15/07/2022 - 11h40

Educação e Biopolítica em pauta durante missão em Portugal

Professor da Escola de Ciências da Saúde e da Vida José Luís Ferraro esteve nas Universidades do Porto e de Coimbra

Professor José Luís Ferraro na Universidade do Porto / Foto: Arquivo pessoal

O professor da Escola de Ciências da Saúde e da Vida e pesquisador dos Programas de Pós-Graduação em Educação e Educação em Ciências e Matemática José Luís Ferraro esteve em missão em Portugal, onde apresentou os resultados de suas pesquisas na Universidade do Porto e na Universidade de Coimbra. 

Nos dias 7, 8 e 9 de julho ocorreu na Faculdade de Psicologia e Ciências da Educação da Universidade do Porto o I Congresso Internacional Escola, Identidade e Diferença. Ao reunir pesquisadores da área da Educação, a primeira edição do evento contou com a presença de Ferraro. Na ocasião, o pesquisador apresentou os resultados de suas pesquisas que envolvem a problematização em torno do corpo e da corporeidade na Educação em Ciências. 

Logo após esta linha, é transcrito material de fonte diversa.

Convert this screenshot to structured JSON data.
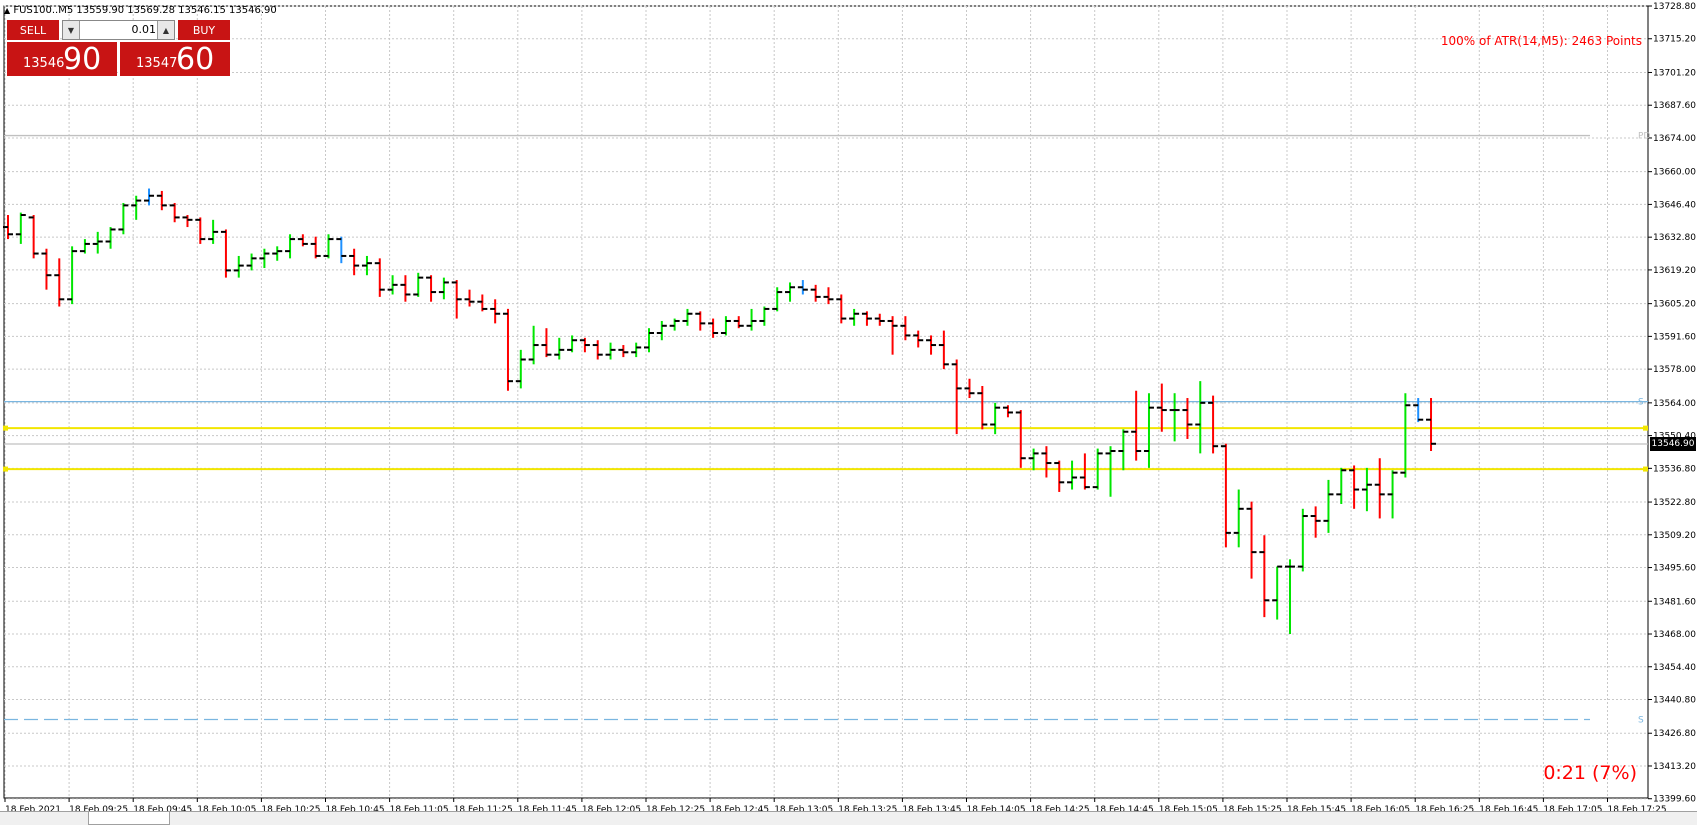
{
  "window": {
    "header": "FUS100..M5  13559.90 13569.28 13546.15 13546.90"
  },
  "trade_panel": {
    "sell_label": "SELL",
    "buy_label": "BUY",
    "lot_value": "0.01",
    "sell_price_small": "13546",
    "sell_price_big": "90",
    "buy_price_small": "13547",
    "buy_price_big": "60",
    "down_icon": "triangle-down-icon",
    "up_icon": "triangle-up-icon"
  },
  "indicators": {
    "atr_text": "100% of ATR(14,M5): 2463  Points",
    "timer_text": "0:21 (7%)",
    "current_price_tag": "13546.90"
  },
  "colors": {
    "bull": "#00e600",
    "bear": "#ff0000",
    "accent_bar": "#1e90ff",
    "grid": "#c8c8c8",
    "level_yellow": "#f2e600",
    "level_blue": "#7ab6e0",
    "level_gray": "#c0c0c0",
    "panel_red": "#c81414"
  },
  "chart_data": {
    "type": "ohlc",
    "symbol": "FUS100.",
    "timeframe": "M5",
    "grid": true,
    "ylim": [
      13399.9,
      13728.8
    ],
    "y_ticks": [
      "13728.80",
      "13715.20",
      "13701.20",
      "13687.60",
      "13674.00",
      "13660.00",
      "13646.40",
      "13632.80",
      "13619.20",
      "13605.20",
      "13591.60",
      "13578.00",
      "13564.00",
      "13550.40",
      "13536.80",
      "13522.80",
      "13509.20",
      "13495.60",
      "13481.60",
      "13468.00",
      "13454.40",
      "13440.80",
      "13426.80",
      "13413.20",
      "13399.60"
    ],
    "x_ticks": [
      "18 Feb 2021",
      "18 Feb 09:25",
      "18 Feb 09:45",
      "18 Feb 10:05",
      "18 Feb 10:25",
      "18 Feb 10:45",
      "18 Feb 11:05",
      "18 Feb 11:25",
      "18 Feb 11:45",
      "18 Feb 12:05",
      "18 Feb 12:25",
      "18 Feb 12:45",
      "18 Feb 13:05",
      "18 Feb 13:25",
      "18 Feb 13:45",
      "18 Feb 14:05",
      "18 Feb 14:25",
      "18 Feb 14:45",
      "18 Feb 15:05",
      "18 Feb 15:25",
      "18 Feb 15:45",
      "18 Feb 16:05",
      "18 Feb 16:25",
      "18 Feb 16:45",
      "18 Feb 17:05",
      "18 Feb 17:25"
    ],
    "levels": [
      {
        "price": 13675.0,
        "style": "solid",
        "color": "#c0c0c0",
        "tag": "PD"
      },
      {
        "price": 13564.5,
        "style": "solid",
        "color": "#7ab6e0",
        "tag": "S"
      },
      {
        "price": 13553.5,
        "style": "solid",
        "color": "#f2e600",
        "tag": ""
      },
      {
        "price": 13546.9,
        "style": "solid",
        "color": "#c0c0c0",
        "tag": ""
      },
      {
        "price": 13536.5,
        "style": "solid",
        "color": "#f2e600",
        "tag": ""
      },
      {
        "price": 13432.5,
        "style": "dashed",
        "color": "#7ab6e0",
        "tag": "S"
      }
    ],
    "bars": [
      {
        "o": 13637,
        "h": 13642,
        "l": 13632,
        "c": 13634
      },
      {
        "o": 13634,
        "h": 13643,
        "l": 13630,
        "c": 13642
      },
      {
        "o": 13641,
        "h": 13642,
        "l": 13624,
        "c": 13626
      },
      {
        "o": 13626,
        "h": 13628,
        "l": 13611,
        "c": 13617
      },
      {
        "o": 13617,
        "h": 13624,
        "l": 13604,
        "c": 13607
      },
      {
        "o": 13607,
        "h": 13629,
        "l": 13605,
        "c": 13627
      },
      {
        "o": 13627,
        "h": 13632,
        "l": 13626,
        "c": 13630
      },
      {
        "o": 13630,
        "h": 13635,
        "l": 13626,
        "c": 13631
      },
      {
        "o": 13631,
        "h": 13637,
        "l": 13628,
        "c": 13636
      },
      {
        "o": 13636,
        "h": 13647,
        "l": 13634,
        "c": 13646
      },
      {
        "o": 13646,
        "h": 13650,
        "l": 13640,
        "c": 13648
      },
      {
        "o": 13648,
        "h": 13653,
        "l": 13646,
        "c": 13650
      },
      {
        "o": 13650,
        "h": 13652,
        "l": 13644,
        "c": 13646
      },
      {
        "o": 13646,
        "h": 13647,
        "l": 13639,
        "c": 13641
      },
      {
        "o": 13641,
        "h": 13642,
        "l": 13637,
        "c": 13640
      },
      {
        "o": 13640,
        "h": 13641,
        "l": 13630,
        "c": 13632
      },
      {
        "o": 13632,
        "h": 13640,
        "l": 13630,
        "c": 13635
      },
      {
        "o": 13635,
        "h": 13636,
        "l": 13616,
        "c": 13619
      },
      {
        "o": 13619,
        "h": 13625,
        "l": 13616,
        "c": 13621
      },
      {
        "o": 13621,
        "h": 13626,
        "l": 13619,
        "c": 13624
      },
      {
        "o": 13624,
        "h": 13628,
        "l": 13620,
        "c": 13626
      },
      {
        "o": 13626,
        "h": 13629,
        "l": 13623,
        "c": 13627
      },
      {
        "o": 13627,
        "h": 13634,
        "l": 13624,
        "c": 13632
      },
      {
        "o": 13632,
        "h": 13634,
        "l": 13629,
        "c": 13630
      },
      {
        "o": 13630,
        "h": 13633,
        "l": 13624,
        "c": 13625
      },
      {
        "o": 13625,
        "h": 13634,
        "l": 13624,
        "c": 13632
      },
      {
        "o": 13632,
        "h": 13633,
        "l": 13622,
        "c": 13625
      },
      {
        "o": 13625,
        "h": 13628,
        "l": 13617,
        "c": 13621
      },
      {
        "o": 13621,
        "h": 13625,
        "l": 13617,
        "c": 13622
      },
      {
        "o": 13622,
        "h": 13624,
        "l": 13608,
        "c": 13611
      },
      {
        "o": 13611,
        "h": 13617,
        "l": 13609,
        "c": 13613
      },
      {
        "o": 13613,
        "h": 13617,
        "l": 13606,
        "c": 13609
      },
      {
        "o": 13609,
        "h": 13618,
        "l": 13608,
        "c": 13616
      },
      {
        "o": 13616,
        "h": 13617,
        "l": 13606,
        "c": 13610
      },
      {
        "o": 13610,
        "h": 13616,
        "l": 13607,
        "c": 13614
      },
      {
        "o": 13614,
        "h": 13615,
        "l": 13599,
        "c": 13607
      },
      {
        "o": 13607,
        "h": 13611,
        "l": 13604,
        "c": 13606
      },
      {
        "o": 13606,
        "h": 13609,
        "l": 13602,
        "c": 13603
      },
      {
        "o": 13603,
        "h": 13607,
        "l": 13597,
        "c": 13601
      },
      {
        "o": 13601,
        "h": 13603,
        "l": 13569,
        "c": 13573
      },
      {
        "o": 13573,
        "h": 13586,
        "l": 13570,
        "c": 13582
      },
      {
        "o": 13582,
        "h": 13596,
        "l": 13580,
        "c": 13588
      },
      {
        "o": 13588,
        "h": 13595,
        "l": 13583,
        "c": 13584
      },
      {
        "o": 13584,
        "h": 13591,
        "l": 13582,
        "c": 13586
      },
      {
        "o": 13586,
        "h": 13592,
        "l": 13585,
        "c": 13590
      },
      {
        "o": 13590,
        "h": 13591,
        "l": 13585,
        "c": 13588
      },
      {
        "o": 13588,
        "h": 13590,
        "l": 13582,
        "c": 13584
      },
      {
        "o": 13584,
        "h": 13589,
        "l": 13582,
        "c": 13586
      },
      {
        "o": 13586,
        "h": 13588,
        "l": 13583,
        "c": 13585
      },
      {
        "o": 13585,
        "h": 13589,
        "l": 13583,
        "c": 13587
      },
      {
        "o": 13587,
        "h": 13595,
        "l": 13585,
        "c": 13593
      },
      {
        "o": 13593,
        "h": 13598,
        "l": 13590,
        "c": 13596
      },
      {
        "o": 13596,
        "h": 13599,
        "l": 13594,
        "c": 13598
      },
      {
        "o": 13598,
        "h": 13603,
        "l": 13596,
        "c": 13601
      },
      {
        "o": 13601,
        "h": 13602,
        "l": 13594,
        "c": 13597
      },
      {
        "o": 13597,
        "h": 13599,
        "l": 13591,
        "c": 13593
      },
      {
        "o": 13593,
        "h": 13600,
        "l": 13592,
        "c": 13598
      },
      {
        "o": 13598,
        "h": 13600,
        "l": 13595,
        "c": 13596
      },
      {
        "o": 13596,
        "h": 13603,
        "l": 13594,
        "c": 13598
      },
      {
        "o": 13598,
        "h": 13604,
        "l": 13596,
        "c": 13603
      },
      {
        "o": 13603,
        "h": 13612,
        "l": 13602,
        "c": 13610
      },
      {
        "o": 13610,
        "h": 13614,
        "l": 13606,
        "c": 13612
      },
      {
        "o": 13612,
        "h": 13615,
        "l": 13609,
        "c": 13611
      },
      {
        "o": 13611,
        "h": 13613,
        "l": 13606,
        "c": 13608
      },
      {
        "o": 13608,
        "h": 13612,
        "l": 13605,
        "c": 13607
      },
      {
        "o": 13607,
        "h": 13609,
        "l": 13597,
        "c": 13599
      },
      {
        "o": 13599,
        "h": 13603,
        "l": 13596,
        "c": 13601
      },
      {
        "o": 13601,
        "h": 13602,
        "l": 13596,
        "c": 13599
      },
      {
        "o": 13599,
        "h": 13601,
        "l": 13596,
        "c": 13598
      },
      {
        "o": 13598,
        "h": 13600,
        "l": 13584,
        "c": 13596
      },
      {
        "o": 13596,
        "h": 13600,
        "l": 13590,
        "c": 13592
      },
      {
        "o": 13592,
        "h": 13594,
        "l": 13587,
        "c": 13590
      },
      {
        "o": 13590,
        "h": 13592,
        "l": 13584,
        "c": 13588
      },
      {
        "o": 13588,
        "h": 13594,
        "l": 13578,
        "c": 13580
      },
      {
        "o": 13580,
        "h": 13582,
        "l": 13551,
        "c": 13570
      },
      {
        "o": 13570,
        "h": 13574,
        "l": 13566,
        "c": 13568
      },
      {
        "o": 13568,
        "h": 13571,
        "l": 13553,
        "c": 13555
      },
      {
        "o": 13555,
        "h": 13564,
        "l": 13551,
        "c": 13562
      },
      {
        "o": 13562,
        "h": 13563,
        "l": 13558,
        "c": 13560
      },
      {
        "o": 13560,
        "h": 13561,
        "l": 13537,
        "c": 13541
      },
      {
        "o": 13541,
        "h": 13545,
        "l": 13536,
        "c": 13543
      },
      {
        "o": 13543,
        "h": 13546,
        "l": 13533,
        "c": 13539
      },
      {
        "o": 13539,
        "h": 13540,
        "l": 13527,
        "c": 13531
      },
      {
        "o": 13531,
        "h": 13540,
        "l": 13528,
        "c": 13533
      },
      {
        "o": 13533,
        "h": 13543,
        "l": 13528,
        "c": 13529
      },
      {
        "o": 13529,
        "h": 13545,
        "l": 13528,
        "c": 13543
      },
      {
        "o": 13543,
        "h": 13546,
        "l": 13525,
        "c": 13544
      },
      {
        "o": 13544,
        "h": 13553,
        "l": 13536,
        "c": 13552
      },
      {
        "o": 13552,
        "h": 13569,
        "l": 13540,
        "c": 13544
      },
      {
        "o": 13544,
        "h": 13568,
        "l": 13537,
        "c": 13562
      },
      {
        "o": 13562,
        "h": 13572,
        "l": 13552,
        "c": 13561
      },
      {
        "o": 13561,
        "h": 13568,
        "l": 13548,
        "c": 13561
      },
      {
        "o": 13561,
        "h": 13566,
        "l": 13549,
        "c": 13555
      },
      {
        "o": 13555,
        "h": 13573,
        "l": 13543,
        "c": 13564
      },
      {
        "o": 13564,
        "h": 13567,
        "l": 13543,
        "c": 13546
      },
      {
        "o": 13546,
        "h": 13547,
        "l": 13504,
        "c": 13510
      },
      {
        "o": 13510,
        "h": 13528,
        "l": 13504,
        "c": 13520
      },
      {
        "o": 13520,
        "h": 13523,
        "l": 13491,
        "c": 13502
      },
      {
        "o": 13502,
        "h": 13509,
        "l": 13475,
        "c": 13482
      },
      {
        "o": 13482,
        "h": 13496,
        "l": 13474,
        "c": 13496
      },
      {
        "o": 13496,
        "h": 13499,
        "l": 13468,
        "c": 13496
      },
      {
        "o": 13496,
        "h": 13520,
        "l": 13494,
        "c": 13517
      },
      {
        "o": 13517,
        "h": 13521,
        "l": 13508,
        "c": 13515
      },
      {
        "o": 13515,
        "h": 13532,
        "l": 13510,
        "c": 13526
      },
      {
        "o": 13526,
        "h": 13537,
        "l": 13522,
        "c": 13536
      },
      {
        "o": 13536,
        "h": 13538,
        "l": 13520,
        "c": 13528
      },
      {
        "o": 13528,
        "h": 13537,
        "l": 13519,
        "c": 13530
      },
      {
        "o": 13530,
        "h": 13541,
        "l": 13516,
        "c": 13526
      },
      {
        "o": 13526,
        "h": 13536,
        "l": 13516,
        "c": 13535
      },
      {
        "o": 13535,
        "h": 13568,
        "l": 13533,
        "c": 13563
      },
      {
        "o": 13563,
        "h": 13566,
        "l": 13556,
        "c": 13557
      },
      {
        "o": 13557,
        "h": 13566,
        "l": 13544,
        "c": 13547
      }
    ]
  }
}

Para o pesquisador, repensar a experiência do corpo no interior da Educação em Ciências implica o reposicionamento dos professores destas disciplinas em relação à própria epistemologia biológica. Como desdobramento disto, opera-se uma decolonização que abre possibilidades para a valorização de corpos heterotópicos, contra-hegemônicos – silenciados por um ensino tradicional da biologia como uma ciência normal que insiste em assentar suas bases no positivismo científico. A proposta do pesquisador vai na direção da valorização da diversidade corporal e das possibilidades que professores de ciências e biologia na educação básica têm de problematizar uma diversidade real que visibilize e valorize os corpos dissidentes; seja ela por meio da relação com o gênero e com a sexualidade, seja colocando a biologia a serviço de práticas inclusivas na escola, mitigando falta de reconhecimento que crianças e jovens desenvolvem em relação aos seus corpos quando comparados a um modelo corporal utópico, padronizado. 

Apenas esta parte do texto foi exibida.